Today’s post comes from Kerri Young, engagement manager at Historypin, and Kimberlee Ried, public programs specialist at the National Archives at Kansas City.
The National Archives has teamed with Historypin, the National WWI Museum and Memorial the Smithsonian’s National Museum of American History, the Library of Congress and a growing number of cultural heritage partners to develop an engaging World War I app and website to dynamically highlight WWI content. The beta release will be available early this fall.
The app invites people nationwide to contribute their own stories and play a part in the centennial commemoration of the First World War. Building on an amazing moving image archive being digitized and preserved especially for the centennial, a flood of rarely seen, public domain images and films will encourage discovery and creative reuse.
In late June, teachers from across the country gathered in Kansas City at the National World War I Museum and Memorial to review an early version of this WWI app. Traveling to the workshop from Michigan, New York, Missouri, Arkansas, California, Tennessee, and Mississippi, those who attended were able to test out the functions and features of the app and provide critical design feedback. The primary aim was to explore realistic scenarios for how the app and its growing set of rich primary source materials can be used in a classroom setting.
This lively group of teachers provided invaluable feedback to the National Archives, as well as app-designer Historypin, who fed this information back into the app’s design process.
Our WWI app is part of the larger Wartime Films Project, focused on taking a user-centered design approach toward engagement on a major digitization initiative of a unique collection of wartime films and rarely seen still images from WWI.
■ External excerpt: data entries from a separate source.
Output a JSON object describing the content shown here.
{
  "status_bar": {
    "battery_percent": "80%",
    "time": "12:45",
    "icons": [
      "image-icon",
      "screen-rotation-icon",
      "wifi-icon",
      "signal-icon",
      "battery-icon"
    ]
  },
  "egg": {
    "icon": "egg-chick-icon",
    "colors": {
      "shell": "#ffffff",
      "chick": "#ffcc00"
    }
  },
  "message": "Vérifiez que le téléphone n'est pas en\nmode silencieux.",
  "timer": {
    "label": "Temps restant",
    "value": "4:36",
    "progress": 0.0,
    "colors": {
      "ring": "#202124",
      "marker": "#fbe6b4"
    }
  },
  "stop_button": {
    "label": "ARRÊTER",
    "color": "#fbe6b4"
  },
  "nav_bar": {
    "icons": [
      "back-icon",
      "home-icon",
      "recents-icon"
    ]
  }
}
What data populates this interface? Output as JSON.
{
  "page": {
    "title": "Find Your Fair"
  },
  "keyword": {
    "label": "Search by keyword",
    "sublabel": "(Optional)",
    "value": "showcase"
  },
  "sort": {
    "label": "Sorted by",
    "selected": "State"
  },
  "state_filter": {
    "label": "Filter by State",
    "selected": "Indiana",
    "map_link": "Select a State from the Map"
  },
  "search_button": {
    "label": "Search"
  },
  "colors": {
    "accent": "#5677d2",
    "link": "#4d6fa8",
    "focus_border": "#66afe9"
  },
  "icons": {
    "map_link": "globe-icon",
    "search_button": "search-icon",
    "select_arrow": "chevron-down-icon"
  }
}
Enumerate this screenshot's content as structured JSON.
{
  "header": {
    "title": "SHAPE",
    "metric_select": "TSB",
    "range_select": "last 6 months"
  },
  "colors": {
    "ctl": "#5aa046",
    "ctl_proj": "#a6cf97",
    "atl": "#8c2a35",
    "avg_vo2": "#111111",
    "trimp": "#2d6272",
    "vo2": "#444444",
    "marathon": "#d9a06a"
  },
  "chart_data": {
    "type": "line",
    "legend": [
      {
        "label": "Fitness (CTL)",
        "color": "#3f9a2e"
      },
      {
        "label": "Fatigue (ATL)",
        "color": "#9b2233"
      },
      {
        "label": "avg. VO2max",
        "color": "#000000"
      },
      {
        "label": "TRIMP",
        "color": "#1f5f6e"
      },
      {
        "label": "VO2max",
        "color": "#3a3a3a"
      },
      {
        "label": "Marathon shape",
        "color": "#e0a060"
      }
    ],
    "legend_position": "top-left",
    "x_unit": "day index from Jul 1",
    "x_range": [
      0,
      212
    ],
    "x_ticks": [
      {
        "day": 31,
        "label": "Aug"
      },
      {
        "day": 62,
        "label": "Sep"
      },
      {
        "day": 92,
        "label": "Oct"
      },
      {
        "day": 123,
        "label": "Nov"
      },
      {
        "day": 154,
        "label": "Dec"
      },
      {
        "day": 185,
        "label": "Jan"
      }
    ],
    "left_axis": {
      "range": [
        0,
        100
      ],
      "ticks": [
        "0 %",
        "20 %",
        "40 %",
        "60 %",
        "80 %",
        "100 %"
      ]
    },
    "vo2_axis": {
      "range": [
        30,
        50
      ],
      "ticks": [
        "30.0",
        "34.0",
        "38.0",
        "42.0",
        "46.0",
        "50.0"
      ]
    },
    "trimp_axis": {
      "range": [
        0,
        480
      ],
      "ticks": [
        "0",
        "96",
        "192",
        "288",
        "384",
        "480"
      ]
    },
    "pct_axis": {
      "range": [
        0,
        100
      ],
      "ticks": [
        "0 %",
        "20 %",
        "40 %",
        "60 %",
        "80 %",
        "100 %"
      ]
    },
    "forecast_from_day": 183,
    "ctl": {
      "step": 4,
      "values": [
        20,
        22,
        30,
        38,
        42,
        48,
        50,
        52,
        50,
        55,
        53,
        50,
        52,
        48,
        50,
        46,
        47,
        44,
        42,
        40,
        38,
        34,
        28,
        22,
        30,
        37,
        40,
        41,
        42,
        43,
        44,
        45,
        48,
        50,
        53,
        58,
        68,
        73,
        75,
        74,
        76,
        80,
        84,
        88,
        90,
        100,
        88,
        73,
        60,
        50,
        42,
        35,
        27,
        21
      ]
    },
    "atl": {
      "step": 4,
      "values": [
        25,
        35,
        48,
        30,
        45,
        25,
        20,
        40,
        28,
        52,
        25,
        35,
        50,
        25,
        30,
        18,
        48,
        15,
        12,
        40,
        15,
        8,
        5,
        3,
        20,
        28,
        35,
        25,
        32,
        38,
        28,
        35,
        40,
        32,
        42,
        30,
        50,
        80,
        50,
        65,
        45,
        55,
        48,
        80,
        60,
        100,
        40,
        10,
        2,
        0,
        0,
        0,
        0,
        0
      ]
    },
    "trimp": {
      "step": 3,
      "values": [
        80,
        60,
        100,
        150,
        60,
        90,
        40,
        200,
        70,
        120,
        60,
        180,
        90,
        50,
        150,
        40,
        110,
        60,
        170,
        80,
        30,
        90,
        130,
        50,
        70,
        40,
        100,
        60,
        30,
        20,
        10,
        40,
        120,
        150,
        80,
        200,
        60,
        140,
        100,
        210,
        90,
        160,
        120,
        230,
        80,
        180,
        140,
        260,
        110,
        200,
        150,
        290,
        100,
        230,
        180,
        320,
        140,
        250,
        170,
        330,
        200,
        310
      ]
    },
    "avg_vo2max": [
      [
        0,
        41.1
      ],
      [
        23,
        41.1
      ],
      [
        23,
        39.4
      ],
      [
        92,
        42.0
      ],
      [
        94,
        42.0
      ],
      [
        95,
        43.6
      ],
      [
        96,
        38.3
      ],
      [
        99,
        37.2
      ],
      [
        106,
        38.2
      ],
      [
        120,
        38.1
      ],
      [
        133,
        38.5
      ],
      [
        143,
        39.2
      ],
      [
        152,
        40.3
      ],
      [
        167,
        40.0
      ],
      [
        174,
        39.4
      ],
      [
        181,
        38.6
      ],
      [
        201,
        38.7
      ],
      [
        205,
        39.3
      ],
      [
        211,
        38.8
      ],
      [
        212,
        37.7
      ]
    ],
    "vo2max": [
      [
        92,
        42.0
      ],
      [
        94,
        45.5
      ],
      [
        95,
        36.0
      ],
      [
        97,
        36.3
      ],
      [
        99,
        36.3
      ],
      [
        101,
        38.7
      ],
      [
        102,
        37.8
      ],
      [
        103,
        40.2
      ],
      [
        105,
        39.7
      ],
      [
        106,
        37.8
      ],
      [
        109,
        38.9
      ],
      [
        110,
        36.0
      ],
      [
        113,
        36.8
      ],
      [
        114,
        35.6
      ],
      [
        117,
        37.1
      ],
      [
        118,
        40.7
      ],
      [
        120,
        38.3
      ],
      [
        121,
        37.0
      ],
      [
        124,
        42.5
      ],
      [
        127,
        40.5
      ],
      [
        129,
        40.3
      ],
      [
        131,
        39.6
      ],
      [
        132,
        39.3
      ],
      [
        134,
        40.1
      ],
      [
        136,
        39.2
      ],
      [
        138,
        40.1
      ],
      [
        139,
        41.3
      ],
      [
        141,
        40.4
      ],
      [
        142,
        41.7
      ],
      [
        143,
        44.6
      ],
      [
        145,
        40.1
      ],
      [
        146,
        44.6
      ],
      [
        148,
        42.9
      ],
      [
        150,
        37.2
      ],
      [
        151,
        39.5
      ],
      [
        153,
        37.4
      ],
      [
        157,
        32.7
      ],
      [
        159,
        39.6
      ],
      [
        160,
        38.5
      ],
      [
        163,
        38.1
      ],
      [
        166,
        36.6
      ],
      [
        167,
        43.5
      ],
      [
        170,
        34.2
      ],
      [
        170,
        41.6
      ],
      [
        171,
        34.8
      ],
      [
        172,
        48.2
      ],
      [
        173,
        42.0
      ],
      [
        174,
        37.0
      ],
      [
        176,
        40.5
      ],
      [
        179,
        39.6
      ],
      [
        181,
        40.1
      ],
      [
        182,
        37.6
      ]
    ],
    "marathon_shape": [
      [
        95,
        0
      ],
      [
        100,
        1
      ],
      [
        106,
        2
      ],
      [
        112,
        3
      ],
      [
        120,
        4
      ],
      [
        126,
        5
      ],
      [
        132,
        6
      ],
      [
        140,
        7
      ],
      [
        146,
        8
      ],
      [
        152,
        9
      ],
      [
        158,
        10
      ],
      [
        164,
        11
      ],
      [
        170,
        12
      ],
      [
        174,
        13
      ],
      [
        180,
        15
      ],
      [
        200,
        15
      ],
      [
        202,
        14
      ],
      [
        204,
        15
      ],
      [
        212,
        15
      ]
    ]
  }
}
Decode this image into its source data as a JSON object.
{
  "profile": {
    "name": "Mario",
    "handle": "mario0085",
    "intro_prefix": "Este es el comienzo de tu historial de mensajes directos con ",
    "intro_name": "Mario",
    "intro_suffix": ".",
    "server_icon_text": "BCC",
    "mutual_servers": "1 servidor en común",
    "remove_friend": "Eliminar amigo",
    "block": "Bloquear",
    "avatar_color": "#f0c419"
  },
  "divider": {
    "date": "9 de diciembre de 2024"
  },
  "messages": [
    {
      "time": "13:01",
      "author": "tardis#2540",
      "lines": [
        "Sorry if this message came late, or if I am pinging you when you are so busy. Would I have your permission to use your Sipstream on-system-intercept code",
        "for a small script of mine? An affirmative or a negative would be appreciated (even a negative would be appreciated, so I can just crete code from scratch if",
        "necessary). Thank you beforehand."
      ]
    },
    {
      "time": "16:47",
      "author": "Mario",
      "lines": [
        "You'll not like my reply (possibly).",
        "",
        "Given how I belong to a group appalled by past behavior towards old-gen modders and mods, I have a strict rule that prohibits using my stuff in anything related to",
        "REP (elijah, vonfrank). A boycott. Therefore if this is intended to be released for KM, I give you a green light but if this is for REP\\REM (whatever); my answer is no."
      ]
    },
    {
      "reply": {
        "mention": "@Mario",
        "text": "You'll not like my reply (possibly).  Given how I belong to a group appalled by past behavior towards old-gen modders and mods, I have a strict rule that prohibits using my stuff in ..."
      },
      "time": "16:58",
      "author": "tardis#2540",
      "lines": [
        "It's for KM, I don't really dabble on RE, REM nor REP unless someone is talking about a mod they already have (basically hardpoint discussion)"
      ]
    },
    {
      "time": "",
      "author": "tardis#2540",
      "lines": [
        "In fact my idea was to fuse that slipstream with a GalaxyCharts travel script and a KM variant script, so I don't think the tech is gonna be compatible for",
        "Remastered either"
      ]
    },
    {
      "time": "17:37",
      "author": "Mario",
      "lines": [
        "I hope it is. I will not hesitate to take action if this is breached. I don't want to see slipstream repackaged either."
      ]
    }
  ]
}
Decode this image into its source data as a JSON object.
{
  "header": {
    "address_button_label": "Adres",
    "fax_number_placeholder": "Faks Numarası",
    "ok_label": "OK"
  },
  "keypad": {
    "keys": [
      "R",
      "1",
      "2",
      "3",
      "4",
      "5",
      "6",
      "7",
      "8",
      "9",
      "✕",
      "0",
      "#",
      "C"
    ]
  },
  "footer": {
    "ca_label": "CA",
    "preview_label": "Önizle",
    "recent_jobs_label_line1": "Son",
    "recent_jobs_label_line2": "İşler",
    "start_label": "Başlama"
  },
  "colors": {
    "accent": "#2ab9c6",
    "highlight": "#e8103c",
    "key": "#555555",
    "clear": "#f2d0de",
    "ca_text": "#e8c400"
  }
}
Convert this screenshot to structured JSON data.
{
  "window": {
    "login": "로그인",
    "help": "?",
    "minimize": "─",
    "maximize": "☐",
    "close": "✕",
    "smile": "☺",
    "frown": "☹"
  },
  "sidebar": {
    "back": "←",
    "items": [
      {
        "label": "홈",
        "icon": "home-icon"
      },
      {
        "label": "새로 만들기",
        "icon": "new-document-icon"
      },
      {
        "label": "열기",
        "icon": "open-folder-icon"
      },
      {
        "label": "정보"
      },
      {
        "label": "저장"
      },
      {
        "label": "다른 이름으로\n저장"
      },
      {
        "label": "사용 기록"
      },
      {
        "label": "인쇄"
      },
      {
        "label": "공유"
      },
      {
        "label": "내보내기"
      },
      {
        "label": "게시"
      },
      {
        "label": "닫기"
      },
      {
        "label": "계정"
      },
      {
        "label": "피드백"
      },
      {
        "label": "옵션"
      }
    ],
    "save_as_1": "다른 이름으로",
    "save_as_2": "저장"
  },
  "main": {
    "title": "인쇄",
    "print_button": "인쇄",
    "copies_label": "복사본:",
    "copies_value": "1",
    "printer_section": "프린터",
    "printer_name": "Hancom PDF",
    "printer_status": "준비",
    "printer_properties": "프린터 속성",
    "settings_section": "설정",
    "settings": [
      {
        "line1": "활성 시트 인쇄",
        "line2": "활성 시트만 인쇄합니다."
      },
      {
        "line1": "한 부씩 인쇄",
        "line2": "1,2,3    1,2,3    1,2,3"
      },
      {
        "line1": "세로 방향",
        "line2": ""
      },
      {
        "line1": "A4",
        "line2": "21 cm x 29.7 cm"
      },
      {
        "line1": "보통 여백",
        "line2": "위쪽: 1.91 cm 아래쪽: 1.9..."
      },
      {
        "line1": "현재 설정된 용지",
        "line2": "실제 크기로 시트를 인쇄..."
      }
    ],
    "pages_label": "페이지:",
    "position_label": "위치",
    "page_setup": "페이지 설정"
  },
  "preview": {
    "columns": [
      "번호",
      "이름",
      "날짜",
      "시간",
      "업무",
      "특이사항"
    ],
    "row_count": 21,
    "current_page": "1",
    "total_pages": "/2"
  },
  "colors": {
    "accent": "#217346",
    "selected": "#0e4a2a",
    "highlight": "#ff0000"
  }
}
Workshops like the one in Kansas City are a key part our engagement project, in that we strive to maintain relationships with key external representatives who will follow our progress and feed it as we iterate. Teachers are one of our primary audiences for this project, and we are grateful for those who participated in our Kansas City workshop and helped to influence how this WWI app will be used in classrooms across the country and in Europe.